Écuries divines dont le dessus des portes est orné de sculptures

M. Fukuda : Les huit scènes commencent par la naissance, progressent vers l’indépendance, l’amour et le mariage, et reviennent finalement à la première scène lorsque le sujet devient lui-même parent. La plus célèbre d’entre elles est la sculpture des trois singes qui se couvrent respectivement les oreilles, la bouche et les yeux. Ils représentent l’enfance et signifient qu’« il ne faut rien voir, dire ou entendre de mal ». 

Sculpture de trois singes

L’un des éléments incontournables des lieux est « l’éléphant imaginaire », une sculpture abritée par le pavillon des trésors « Kamijinko ». Il se caractérise par son apparence légèrement différente de celle d’un véritable éléphant, car il est pourvu d’une longue fourrure et est représenté comme un mammouth. On dit qu’à l’époque de la construction du bâtiment, personne n’avait jamais vu d’éléphant en vrai, et qu’il a été imaginé à partir de ses représentations dans les livres.

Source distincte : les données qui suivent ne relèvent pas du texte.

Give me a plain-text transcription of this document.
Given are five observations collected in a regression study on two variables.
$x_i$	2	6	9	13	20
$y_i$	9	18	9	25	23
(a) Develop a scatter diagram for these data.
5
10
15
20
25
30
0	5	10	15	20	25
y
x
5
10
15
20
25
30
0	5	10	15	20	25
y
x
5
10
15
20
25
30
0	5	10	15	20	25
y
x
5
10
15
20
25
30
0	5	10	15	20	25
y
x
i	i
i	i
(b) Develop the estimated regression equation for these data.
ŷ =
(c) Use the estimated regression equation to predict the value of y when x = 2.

M. Fukuda : Comme le Toshogu est un bâtiment dédié à Ieyasu en tant que dieu, il abrite de nombreuses sculptures qui ont une signification symbolique. L’éléphant, avec son image de grandeur et de force, en fait probablement partie.

L’éléphant imaginaire

En termes de nombre de sculptures, la porte Yomei-mon est remarquable, avec plus de 500 sculptures de toutes les tailles. Au Toshogu, seules les portes Yomei-mon et Kara-mon présentent des sculptures de personnages.

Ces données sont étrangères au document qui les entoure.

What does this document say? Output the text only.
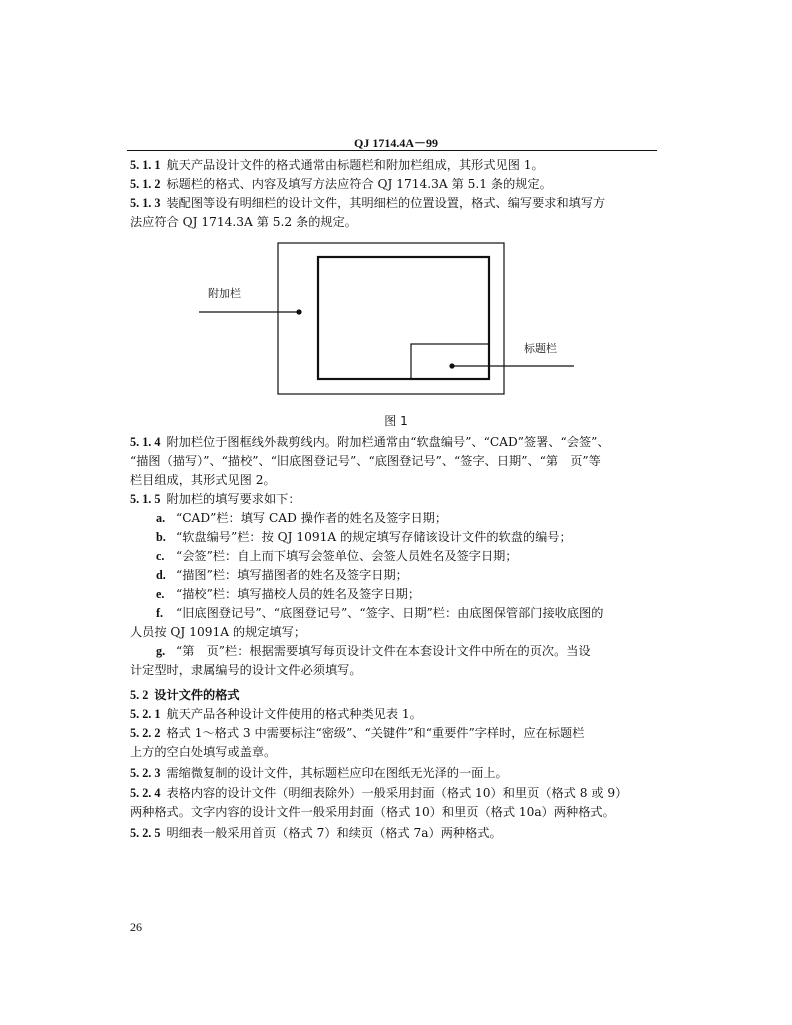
QJ 1714.4A－99

5. 1. 1 航天产品设计文件的格式通常由标题栏和附加栏组成，其形式见图 1。

5. 1. 2 标题栏的格式、内容及填写方法应符合 QJ 1714.3A 第 5.1 条的规定。

5. 1. 3 装配图等设有明细栏的设计文件，其明细栏的位置设置，格式、编写要求和填写方
法应符合 QJ 1714.3A 第 5.2 条的规定。

附加栏
标题栏
图 1

5. 1. 4 附加栏位于图框线外裁剪线内。附加栏通常由“软盘编号”、“CAD”签署、“会签”、
“描图（描写）”、“描校”、“旧底图登记号”、“底图登记号”、“签字、日期”、“第　页”等
栏目组成，其形式见图 2。

5. 1. 5 附加栏的填写要求如下：
a. “CAD”栏：填写 CAD 操作者的姓名及签字日期；
b. “软盘编号”栏：按 QJ 1091A 的规定填写存储该设计文件的软盘的编号；
c. “会签”栏：自上而下填写会签单位、会签人员姓名及签字日期；
d. “描图”栏：填写描图者的姓名及签字日期；
e. “描校”栏：填写描校人员的姓名及签字日期；
f. “旧底图登记号”、“底图登记号”、“签字、日期”栏：由底图保管部门接收底图的
人员按 QJ 1091A 的规定填写；
g. “第　页”栏：根据需要填写每页设计文件在本套设计文件中所在的页次。当设
计定型时，隶属编号的设计文件必须填写。

5. 2 设计文件的格式

5. 2. 1 航天产品各种设计文件使用的格式种类见表 1。

5. 2. 2 格式 1～格式 3 中需要标注“密级”、“关键件”和“重要件”字样时，应在标题栏
上方的空白处填写或盖章。

5. 2. 3 需缩微复制的设计文件，其标题栏应印在图纸无光泽的一面上。

5. 2. 4 表格内容的设计文件（明细表除外）一般采用封面（格式 10）和里页（格式 8 或 9）
两种格式。文字内容的设计文件一般采用封面（格式 10）和里页（格式 10a）两种格式。

5. 2. 5 明细表一般采用首页（格式 7）和续页（格式 7a）两种格式。

26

M. Fukuda : Les personnages du niveau inférieur représentent des ermites, « des personne qui se sont rapprochées des dieux ». Sur le niveau supérieur, on voit des enfants chinois en train de jouer. On dit que ce motif, transmis de la Chine au Japon, véhicule une image de paix à travers la représentation d’enfants qui jouent.

Les deux personnages au centre de la photo sont des sculptures d’ermites

Fukuda : Les lions qui dépassent du plafond sont des « karajishi ». C’est un animal particulier qui apparaît par exemple dans la mythologie. De nombreuses sculptures représentent des êtres imaginaires, notamment des dragons. Comme il y en a beaucoup à Toshogu, vous pouvez vous amuser à les chercher.

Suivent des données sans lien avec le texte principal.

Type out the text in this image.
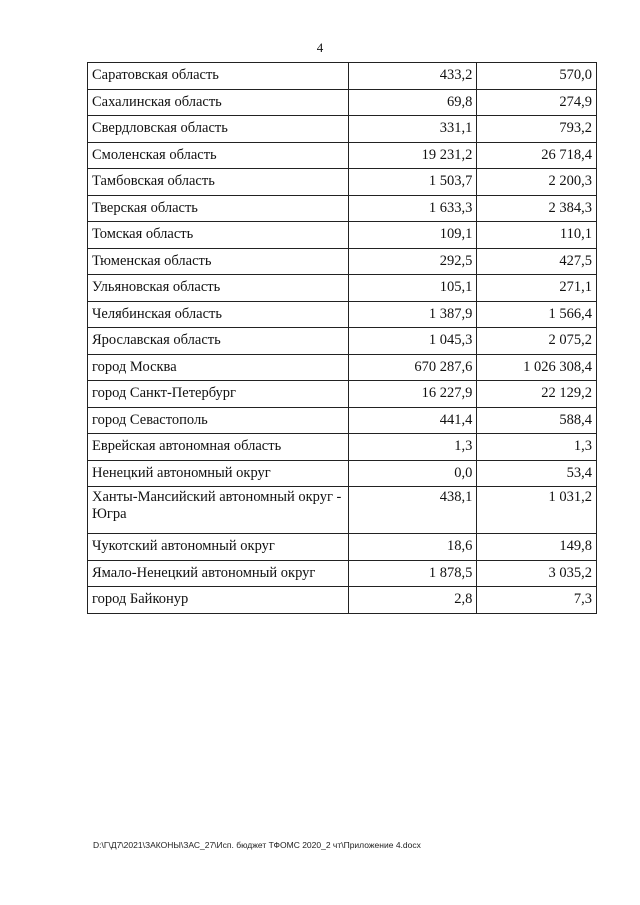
4
Саратовская область	433,2	570,0
Сахалинская область	69,8	274,9
Свердловская область	331,1	793,2
Смоленская область	19 231,2	26 718,4
Тамбовская область	1 503,7	2 200,3
Тверская область	1 633,3	2 384,3
Томская область	109,1	110,1
Тюменская область	292,5	427,5
Ульяновская область	105,1	271,1
Челябинская область	1 387,9	1 566,4
Ярославская область	1 045,3	2 075,2
город Москва	670 287,6	1 026 308,4
город Санкт-Петербург	16 227,9	22 129,2
город Севастополь	441,4	588,4
Еврейская автономная область	1,3	1,3
Ненецкий автономный округ	0,0	53,4
Ханты-Мансийский автономный округ - Югра	438,1	1 031,2
Чукотский автономный округ	18,6	149,8
Ямало-Ненецкий автономный округ	1 878,5	3 035,2
город Байконур	2,8	7,3
D:\Г\Д7\2021\ЗАКОНЫ\ЗАС_27\Исп. бюджет ТФОМС 2020_2 чт\Приложение 4.docx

Au cours de ses travaux de restauration, M. Fukuda a pu voir de près les compétences techniques requises par les constructions en bois de l’époque. Ce qui l’a surpris, dit-il, c’est la précision des techniques utilisées pour assembler les éléments en bois sans recourir à aucune pièce métallique.

M. Fukuda : Tout en se servant d’une grande variété de techniques, ils ont été capables de les combiner en une structure très solide. J’ai senti toute la patience dont ils avaient dû faire preuve pour acquérir de telles techniques.

Les plus de 400 ans d’histoire du sanctuaire Toshogu de Nikko sont aussi l’histoire de ses charpentiers qui ont construit et entretenu cette remarquable structure en bois. Venez en personne admirer de plus près tous les détails architecturaux des bâtiments.